In questi giorni esce nelle sale, per la regia di Francesca Comencini, l'ottimo film "Lo spazio bianco" tratto dal romanzo di Valeria Parrella; storia di una drammatica involontaria maternità di una Margherita Buy tenera e malinconica, sopraffatta da una gravidanza in abbandono del partner seguita dalla nascita prematura di una bambina.
Maria (Margherita Buy) è una quarantenne insegnante di italiano delle scuole serali nella Napoli odierna; Maria è praticamente sola, in quanto priva di genitori e senza legami affettivi, se non l'amicizia di Fabrizio, collega di lavoro; unico passatempo il cinema, dove incontra Pietro, ragazzo padre, da cui dopo breve ma intensa relazione, rimane incinta. Il giovane impaurito dalla nuova paternità scompare, nasce una figlia prematura ed inizia un periodo, lo spazio bianco appunto, dove la matura madre è costretta a confrontarsi con le proprie debolezze, desideri ed incoerenze, mentre la neonata sopravvive nell'incerta atmosfera dell'incubatrice.
La storia si sviluppa attraverso l'ansia di questa madre involontaria ed immatura, che cerca di resistere a questo nuovo e angosciante evento della "nascita non nascita"; ansia che si manifesta con una continua spola fisica e psicologica fra la vita condotta fino a quel giorno e l'ospedale, fra i banali ed opachi affetti del suo vissuto di prima ed il calore e le amicizie, che via via sembrano consolidarsi e farsi più vere, nelle persone e negli ambienti di ricovero della figlia.
Si assiste pian piano all'accettazione, pur nella sofferenza di un'attesa snervante, alla crescita di questa donna che sola, in una pressoché completa assenza di responsabilità maschili, ma di contro in un mondo di donne e madri forzatamente rassegnate ad arrangiarsi, riesce a sollevarsi dall'opaco tran tran della sua vita da single ed a prendere decisioni ed impegni vitali.
Ben scelta la sceneggiatura con l'alternanza del suono a momenti di vuoto dell'audio quasi a sottolineare l'attesa infinita dell'evolversi del tempo e degli eventi nell'ambiente delle incubatrici.
Grandiosa e regale la Buy, che da sola riempie praticamente lo schermo, con questa sua iniziale ricerca spontanea, quasi infantile, di calore e amore, per colmare vuoti di una solitudine non voluta, e che dopo il parto si apre, seppur gradualmente, verso un interesse ed un amore ancora indefinito ma più maturo.
Il colore un po' scialbo della pellicola ricalca quello livido dell'ambiente ospedaliero, dove la freddezza degli strumenti e degli arredi non è compensata dalla tenerezza dei neonati, che quasi mai si vedono o si sentono; caso mai questa atmosfera ovattata è compensata dalla tesa passione ed angoscia di altre madri "incomplete".
Anche la Napoli che si intravvede negli esterni, forse per la perenne assenza di sole, appare fuori dai soliti cliché, quindi né folkloristica né platealmente miserabile, ma tutto sommato dignitosa ed umile, rispecchiando quasi la vita dei personaggi che animano la storia.
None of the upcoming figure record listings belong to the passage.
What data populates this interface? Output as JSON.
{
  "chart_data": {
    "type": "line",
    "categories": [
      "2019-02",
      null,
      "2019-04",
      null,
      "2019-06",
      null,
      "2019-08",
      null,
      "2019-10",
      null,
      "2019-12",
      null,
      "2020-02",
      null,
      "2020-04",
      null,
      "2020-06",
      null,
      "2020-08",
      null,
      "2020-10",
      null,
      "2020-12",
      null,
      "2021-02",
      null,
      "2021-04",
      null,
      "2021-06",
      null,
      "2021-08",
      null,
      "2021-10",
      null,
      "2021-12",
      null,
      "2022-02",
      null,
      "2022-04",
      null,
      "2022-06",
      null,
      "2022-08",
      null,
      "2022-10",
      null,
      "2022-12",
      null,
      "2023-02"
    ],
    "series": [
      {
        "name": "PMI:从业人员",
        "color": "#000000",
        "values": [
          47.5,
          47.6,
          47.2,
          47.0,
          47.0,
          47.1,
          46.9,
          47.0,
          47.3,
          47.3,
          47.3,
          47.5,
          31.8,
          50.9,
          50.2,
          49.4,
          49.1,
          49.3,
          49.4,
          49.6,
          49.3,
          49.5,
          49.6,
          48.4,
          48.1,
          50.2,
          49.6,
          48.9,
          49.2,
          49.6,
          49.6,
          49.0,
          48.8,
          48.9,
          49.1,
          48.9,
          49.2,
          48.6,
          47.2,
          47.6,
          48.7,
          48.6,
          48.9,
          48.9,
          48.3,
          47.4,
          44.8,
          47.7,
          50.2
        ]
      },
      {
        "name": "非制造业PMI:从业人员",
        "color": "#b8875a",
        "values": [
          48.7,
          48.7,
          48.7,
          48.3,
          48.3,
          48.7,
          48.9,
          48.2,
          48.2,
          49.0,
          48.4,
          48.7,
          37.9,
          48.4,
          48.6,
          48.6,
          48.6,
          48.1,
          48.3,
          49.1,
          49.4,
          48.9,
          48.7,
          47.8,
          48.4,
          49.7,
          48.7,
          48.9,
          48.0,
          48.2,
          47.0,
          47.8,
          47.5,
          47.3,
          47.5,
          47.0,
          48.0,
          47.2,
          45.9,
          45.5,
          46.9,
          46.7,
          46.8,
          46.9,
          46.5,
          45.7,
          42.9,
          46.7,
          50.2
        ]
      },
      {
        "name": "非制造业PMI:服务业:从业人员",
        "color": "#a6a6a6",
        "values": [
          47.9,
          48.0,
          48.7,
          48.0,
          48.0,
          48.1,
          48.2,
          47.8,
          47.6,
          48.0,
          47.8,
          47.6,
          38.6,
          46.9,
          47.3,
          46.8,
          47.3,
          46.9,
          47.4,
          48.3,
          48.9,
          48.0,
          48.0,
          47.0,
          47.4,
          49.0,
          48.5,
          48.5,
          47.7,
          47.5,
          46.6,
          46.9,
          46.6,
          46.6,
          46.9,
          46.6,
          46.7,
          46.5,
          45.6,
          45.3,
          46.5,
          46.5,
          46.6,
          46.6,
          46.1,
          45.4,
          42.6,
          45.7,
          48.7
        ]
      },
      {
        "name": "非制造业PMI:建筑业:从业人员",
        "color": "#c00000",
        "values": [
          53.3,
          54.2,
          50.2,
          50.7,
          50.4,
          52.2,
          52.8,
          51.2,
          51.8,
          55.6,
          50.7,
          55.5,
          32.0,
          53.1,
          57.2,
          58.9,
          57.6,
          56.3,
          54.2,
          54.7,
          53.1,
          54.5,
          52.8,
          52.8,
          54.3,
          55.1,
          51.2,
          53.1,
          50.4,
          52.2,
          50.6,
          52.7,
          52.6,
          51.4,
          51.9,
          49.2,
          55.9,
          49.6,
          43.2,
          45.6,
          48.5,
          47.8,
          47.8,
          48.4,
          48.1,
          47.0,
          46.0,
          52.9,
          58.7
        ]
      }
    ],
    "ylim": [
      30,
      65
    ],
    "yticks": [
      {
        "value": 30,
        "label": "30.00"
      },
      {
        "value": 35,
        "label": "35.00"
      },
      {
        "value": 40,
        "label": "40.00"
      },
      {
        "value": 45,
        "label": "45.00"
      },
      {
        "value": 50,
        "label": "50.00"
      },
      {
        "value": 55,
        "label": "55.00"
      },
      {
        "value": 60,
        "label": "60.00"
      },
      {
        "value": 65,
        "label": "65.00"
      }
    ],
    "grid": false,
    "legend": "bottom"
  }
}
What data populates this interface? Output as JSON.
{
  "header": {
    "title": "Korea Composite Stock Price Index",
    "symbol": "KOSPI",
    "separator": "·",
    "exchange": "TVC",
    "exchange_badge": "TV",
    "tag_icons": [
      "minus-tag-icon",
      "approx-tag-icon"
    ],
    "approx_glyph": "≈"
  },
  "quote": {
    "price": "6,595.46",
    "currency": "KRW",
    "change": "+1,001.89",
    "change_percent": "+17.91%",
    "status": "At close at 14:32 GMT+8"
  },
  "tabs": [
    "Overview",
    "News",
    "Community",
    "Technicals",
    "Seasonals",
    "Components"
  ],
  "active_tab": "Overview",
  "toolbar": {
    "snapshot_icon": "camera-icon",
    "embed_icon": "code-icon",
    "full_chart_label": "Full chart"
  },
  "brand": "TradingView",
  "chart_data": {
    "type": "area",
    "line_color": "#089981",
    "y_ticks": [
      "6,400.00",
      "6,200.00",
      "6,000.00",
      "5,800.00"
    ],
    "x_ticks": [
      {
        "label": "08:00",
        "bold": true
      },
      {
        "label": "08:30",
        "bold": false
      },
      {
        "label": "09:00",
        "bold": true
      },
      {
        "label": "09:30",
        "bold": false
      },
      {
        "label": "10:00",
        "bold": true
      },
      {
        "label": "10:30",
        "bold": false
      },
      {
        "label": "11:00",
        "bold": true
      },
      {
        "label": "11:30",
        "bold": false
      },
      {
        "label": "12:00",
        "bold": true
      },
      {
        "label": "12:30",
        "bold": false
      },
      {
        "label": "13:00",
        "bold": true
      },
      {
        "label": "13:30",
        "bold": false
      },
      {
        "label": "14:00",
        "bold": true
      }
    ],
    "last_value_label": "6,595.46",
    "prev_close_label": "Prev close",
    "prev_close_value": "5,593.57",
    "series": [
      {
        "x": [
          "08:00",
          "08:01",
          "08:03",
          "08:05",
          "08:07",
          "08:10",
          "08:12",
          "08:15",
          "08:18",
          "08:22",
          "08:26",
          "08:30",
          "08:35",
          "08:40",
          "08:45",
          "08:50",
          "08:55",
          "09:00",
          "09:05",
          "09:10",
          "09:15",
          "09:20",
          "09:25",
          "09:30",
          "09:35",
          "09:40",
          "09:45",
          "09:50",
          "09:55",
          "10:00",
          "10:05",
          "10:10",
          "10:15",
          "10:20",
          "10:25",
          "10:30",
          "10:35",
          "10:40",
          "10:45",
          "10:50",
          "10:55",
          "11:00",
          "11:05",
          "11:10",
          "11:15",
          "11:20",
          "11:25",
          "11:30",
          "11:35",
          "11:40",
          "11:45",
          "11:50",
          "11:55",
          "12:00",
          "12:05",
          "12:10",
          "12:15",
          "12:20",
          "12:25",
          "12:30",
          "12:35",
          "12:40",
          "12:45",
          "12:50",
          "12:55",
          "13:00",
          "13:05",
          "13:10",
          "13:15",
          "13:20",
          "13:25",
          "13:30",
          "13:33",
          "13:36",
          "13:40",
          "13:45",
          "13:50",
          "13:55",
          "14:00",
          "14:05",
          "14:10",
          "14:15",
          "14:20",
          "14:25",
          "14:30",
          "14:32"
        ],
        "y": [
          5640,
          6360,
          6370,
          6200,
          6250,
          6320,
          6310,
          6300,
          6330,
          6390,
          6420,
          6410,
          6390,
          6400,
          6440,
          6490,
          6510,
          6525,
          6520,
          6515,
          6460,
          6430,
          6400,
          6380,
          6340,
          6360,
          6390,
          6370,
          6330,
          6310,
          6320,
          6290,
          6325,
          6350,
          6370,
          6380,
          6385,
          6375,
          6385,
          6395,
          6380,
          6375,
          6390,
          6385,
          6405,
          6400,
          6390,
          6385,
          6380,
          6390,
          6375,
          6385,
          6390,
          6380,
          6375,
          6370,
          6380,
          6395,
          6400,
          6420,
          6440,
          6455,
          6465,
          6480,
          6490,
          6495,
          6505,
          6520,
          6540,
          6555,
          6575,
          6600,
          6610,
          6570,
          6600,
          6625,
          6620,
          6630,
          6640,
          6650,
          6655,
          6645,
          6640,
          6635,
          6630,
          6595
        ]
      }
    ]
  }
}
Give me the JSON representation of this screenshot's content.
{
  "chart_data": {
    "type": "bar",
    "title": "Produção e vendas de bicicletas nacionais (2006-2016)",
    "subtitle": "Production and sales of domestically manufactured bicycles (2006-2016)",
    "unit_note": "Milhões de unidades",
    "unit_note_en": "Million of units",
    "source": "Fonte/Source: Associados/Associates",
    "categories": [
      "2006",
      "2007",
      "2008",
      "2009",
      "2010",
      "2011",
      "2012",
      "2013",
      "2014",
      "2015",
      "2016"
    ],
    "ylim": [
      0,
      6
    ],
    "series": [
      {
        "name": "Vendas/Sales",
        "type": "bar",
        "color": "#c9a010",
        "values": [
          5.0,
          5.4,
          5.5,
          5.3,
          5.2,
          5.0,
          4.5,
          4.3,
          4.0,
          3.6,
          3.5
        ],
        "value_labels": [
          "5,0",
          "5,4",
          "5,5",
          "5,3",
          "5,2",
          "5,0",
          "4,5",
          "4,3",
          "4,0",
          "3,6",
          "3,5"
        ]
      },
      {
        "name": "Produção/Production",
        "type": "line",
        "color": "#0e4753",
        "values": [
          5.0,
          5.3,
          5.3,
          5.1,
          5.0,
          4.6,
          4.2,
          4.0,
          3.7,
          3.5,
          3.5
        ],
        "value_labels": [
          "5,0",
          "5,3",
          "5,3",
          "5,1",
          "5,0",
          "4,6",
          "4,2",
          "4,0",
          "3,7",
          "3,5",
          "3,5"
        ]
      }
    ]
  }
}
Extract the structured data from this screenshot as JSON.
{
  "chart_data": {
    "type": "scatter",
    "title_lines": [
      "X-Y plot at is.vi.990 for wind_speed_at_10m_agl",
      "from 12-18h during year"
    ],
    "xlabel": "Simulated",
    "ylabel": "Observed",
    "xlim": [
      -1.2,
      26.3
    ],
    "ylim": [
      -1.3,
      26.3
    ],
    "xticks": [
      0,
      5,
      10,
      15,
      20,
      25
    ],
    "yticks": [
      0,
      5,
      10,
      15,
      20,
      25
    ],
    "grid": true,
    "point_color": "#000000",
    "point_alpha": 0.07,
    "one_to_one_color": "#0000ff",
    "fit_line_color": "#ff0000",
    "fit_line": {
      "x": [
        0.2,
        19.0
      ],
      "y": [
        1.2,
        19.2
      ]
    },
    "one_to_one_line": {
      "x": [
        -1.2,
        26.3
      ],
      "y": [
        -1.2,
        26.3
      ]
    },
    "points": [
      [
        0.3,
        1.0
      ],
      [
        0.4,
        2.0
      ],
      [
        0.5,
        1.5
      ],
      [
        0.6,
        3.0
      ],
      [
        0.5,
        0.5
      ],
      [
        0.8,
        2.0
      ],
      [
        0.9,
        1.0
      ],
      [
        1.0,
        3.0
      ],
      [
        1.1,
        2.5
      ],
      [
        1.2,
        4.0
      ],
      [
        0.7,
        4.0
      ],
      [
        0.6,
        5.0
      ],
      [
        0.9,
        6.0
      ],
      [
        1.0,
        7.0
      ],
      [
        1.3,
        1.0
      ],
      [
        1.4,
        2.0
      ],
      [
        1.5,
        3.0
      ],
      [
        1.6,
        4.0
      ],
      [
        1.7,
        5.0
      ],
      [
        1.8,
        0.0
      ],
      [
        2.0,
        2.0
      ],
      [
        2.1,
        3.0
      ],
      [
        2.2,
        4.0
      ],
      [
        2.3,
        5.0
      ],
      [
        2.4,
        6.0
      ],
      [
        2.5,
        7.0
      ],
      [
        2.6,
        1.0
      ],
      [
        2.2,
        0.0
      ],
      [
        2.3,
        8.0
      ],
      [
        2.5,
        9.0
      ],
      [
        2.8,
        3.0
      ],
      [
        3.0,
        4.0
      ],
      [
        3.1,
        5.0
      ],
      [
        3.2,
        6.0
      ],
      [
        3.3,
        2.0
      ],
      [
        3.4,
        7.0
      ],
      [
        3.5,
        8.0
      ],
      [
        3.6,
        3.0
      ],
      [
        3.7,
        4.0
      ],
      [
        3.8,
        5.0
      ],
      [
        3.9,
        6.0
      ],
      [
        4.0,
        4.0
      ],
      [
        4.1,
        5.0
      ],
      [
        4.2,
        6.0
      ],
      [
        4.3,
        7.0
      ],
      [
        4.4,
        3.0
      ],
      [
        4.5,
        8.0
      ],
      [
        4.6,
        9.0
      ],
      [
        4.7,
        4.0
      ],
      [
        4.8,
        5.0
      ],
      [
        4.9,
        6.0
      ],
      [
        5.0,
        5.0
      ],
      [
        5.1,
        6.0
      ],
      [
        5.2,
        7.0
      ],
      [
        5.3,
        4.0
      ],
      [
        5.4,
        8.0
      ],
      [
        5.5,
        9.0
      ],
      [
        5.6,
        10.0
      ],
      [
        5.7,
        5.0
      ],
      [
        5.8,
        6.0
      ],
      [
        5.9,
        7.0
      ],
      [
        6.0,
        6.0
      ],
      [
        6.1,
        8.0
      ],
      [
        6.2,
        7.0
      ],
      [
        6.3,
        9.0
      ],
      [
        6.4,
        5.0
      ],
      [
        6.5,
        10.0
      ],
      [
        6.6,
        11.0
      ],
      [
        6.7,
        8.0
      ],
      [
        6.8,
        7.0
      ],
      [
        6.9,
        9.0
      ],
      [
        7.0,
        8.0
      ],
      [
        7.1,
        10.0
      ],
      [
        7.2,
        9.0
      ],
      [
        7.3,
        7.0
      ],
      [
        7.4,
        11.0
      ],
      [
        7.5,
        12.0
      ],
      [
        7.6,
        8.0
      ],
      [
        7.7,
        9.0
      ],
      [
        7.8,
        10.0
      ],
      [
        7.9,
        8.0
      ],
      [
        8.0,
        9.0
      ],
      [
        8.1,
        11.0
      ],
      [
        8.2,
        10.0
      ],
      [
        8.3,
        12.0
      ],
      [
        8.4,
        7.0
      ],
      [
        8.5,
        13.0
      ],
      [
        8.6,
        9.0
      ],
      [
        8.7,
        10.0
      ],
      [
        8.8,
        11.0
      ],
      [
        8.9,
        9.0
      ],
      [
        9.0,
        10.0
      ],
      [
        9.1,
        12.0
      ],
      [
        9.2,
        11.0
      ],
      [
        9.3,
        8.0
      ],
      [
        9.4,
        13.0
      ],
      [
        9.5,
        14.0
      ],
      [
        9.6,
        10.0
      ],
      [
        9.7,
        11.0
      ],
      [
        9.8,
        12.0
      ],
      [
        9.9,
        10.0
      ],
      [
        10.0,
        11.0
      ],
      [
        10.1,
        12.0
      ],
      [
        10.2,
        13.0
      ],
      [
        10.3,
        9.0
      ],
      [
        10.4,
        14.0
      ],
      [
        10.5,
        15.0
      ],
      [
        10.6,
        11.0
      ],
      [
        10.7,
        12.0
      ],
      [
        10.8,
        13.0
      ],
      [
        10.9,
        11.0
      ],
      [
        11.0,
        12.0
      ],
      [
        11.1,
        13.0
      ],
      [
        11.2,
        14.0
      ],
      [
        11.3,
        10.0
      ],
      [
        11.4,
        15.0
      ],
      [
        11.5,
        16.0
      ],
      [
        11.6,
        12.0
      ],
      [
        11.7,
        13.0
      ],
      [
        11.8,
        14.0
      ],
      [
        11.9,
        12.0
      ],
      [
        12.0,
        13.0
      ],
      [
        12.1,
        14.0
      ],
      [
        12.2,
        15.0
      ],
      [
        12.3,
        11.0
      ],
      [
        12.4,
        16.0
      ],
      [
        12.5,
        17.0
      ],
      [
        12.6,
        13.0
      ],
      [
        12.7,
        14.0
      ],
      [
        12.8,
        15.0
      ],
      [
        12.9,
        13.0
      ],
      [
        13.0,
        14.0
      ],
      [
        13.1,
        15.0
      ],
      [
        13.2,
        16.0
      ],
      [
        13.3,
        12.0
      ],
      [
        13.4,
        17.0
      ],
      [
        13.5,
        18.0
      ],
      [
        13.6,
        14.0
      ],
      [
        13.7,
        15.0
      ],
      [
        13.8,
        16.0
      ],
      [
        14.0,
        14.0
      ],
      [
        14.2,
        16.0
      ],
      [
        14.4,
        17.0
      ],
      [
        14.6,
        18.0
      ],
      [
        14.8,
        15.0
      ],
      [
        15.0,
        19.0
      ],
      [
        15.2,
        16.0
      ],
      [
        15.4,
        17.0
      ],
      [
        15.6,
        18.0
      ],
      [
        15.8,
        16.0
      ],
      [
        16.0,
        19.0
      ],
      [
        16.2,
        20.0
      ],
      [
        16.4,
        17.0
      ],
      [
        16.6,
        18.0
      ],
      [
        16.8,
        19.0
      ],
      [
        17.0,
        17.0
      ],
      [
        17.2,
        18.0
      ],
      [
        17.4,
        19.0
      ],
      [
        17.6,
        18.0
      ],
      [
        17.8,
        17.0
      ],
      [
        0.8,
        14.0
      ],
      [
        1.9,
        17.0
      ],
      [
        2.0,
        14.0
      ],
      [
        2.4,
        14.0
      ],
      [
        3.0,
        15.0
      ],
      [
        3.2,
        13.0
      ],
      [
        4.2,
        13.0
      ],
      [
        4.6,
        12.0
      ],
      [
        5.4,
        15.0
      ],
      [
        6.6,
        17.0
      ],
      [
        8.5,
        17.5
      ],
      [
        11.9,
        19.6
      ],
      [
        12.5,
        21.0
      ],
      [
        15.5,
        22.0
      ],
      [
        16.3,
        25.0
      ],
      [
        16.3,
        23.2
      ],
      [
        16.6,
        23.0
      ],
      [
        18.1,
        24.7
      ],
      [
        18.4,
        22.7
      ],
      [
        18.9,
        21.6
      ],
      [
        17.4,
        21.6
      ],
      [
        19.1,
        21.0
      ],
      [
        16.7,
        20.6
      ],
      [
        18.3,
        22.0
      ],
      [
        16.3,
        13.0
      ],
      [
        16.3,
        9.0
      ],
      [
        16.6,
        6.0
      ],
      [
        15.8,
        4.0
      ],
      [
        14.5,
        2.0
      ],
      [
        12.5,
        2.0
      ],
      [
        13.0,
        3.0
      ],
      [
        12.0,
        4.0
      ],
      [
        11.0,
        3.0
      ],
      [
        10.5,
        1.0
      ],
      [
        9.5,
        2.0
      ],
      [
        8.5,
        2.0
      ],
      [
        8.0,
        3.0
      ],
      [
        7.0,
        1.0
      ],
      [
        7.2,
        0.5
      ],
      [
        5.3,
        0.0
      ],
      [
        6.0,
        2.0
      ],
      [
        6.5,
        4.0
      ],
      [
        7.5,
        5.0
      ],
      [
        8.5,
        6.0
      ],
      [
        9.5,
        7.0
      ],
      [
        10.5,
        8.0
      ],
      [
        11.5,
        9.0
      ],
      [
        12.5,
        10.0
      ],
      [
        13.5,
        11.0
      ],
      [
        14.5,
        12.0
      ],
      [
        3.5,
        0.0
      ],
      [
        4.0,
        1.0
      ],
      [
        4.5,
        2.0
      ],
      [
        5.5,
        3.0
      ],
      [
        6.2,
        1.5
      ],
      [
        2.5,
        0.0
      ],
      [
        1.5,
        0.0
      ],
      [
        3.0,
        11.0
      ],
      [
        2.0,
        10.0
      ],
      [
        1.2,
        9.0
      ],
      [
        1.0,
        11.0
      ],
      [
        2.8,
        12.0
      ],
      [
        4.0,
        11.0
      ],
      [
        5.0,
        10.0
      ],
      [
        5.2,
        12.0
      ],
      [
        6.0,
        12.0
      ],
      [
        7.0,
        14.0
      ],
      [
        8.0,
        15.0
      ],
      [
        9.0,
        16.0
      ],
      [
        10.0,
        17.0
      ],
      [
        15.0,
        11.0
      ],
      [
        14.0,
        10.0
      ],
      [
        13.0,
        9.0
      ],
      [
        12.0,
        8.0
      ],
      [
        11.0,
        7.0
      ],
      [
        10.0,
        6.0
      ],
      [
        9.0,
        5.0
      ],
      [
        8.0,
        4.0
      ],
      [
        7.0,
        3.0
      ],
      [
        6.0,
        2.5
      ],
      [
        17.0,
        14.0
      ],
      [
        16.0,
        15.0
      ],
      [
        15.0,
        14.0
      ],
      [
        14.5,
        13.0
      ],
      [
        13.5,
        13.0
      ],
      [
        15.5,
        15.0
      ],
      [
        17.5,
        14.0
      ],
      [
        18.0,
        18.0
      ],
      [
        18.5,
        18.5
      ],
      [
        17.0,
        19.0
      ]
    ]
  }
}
Proprio da questi, dal calore che ognuno riversa sull'altro, nella ricerca di lenire e mitigare le rispettive debolezze e difficoltà esistenziali, viene in parte compensata la malinconia e la piatta vita degli interpreti. Ed ecco l'amicizia fra Maria ed il collega Fabrizio; l'affettuoso rispetto fra gli adulti allievi della scuola serale e Maria; l'amore che pure rubato e senza futuro si crea fra la protagonista ed alcuni uomini incontrati nella storia; la simpatica e crescente complicità fra madri di ceti diversi che vivono il medesimo destino d'attesa nell'incerto "Spazio bianco".
Da non perdere.
Regia: Francesca Comencini
Attori: Margherita Buy, Antonia Truppo, Gaetano Bruno, Giovanni Ludeno
Anno: 2009, Italia
In visione nei cinema di Bologna:
Arlecchino, via Lame, 57
Tel: 051/ 52.22.85
Commenti
Lo spazio bianco
Visto che ultimamente ti hanno scritto in molti,anch'io voglio farti sentire la mia voce.Veramente completa la recensione de "Lo spazio bianco". Cosa che del resto penso riguardo alla maggior parte delle tue critiche. Continua così.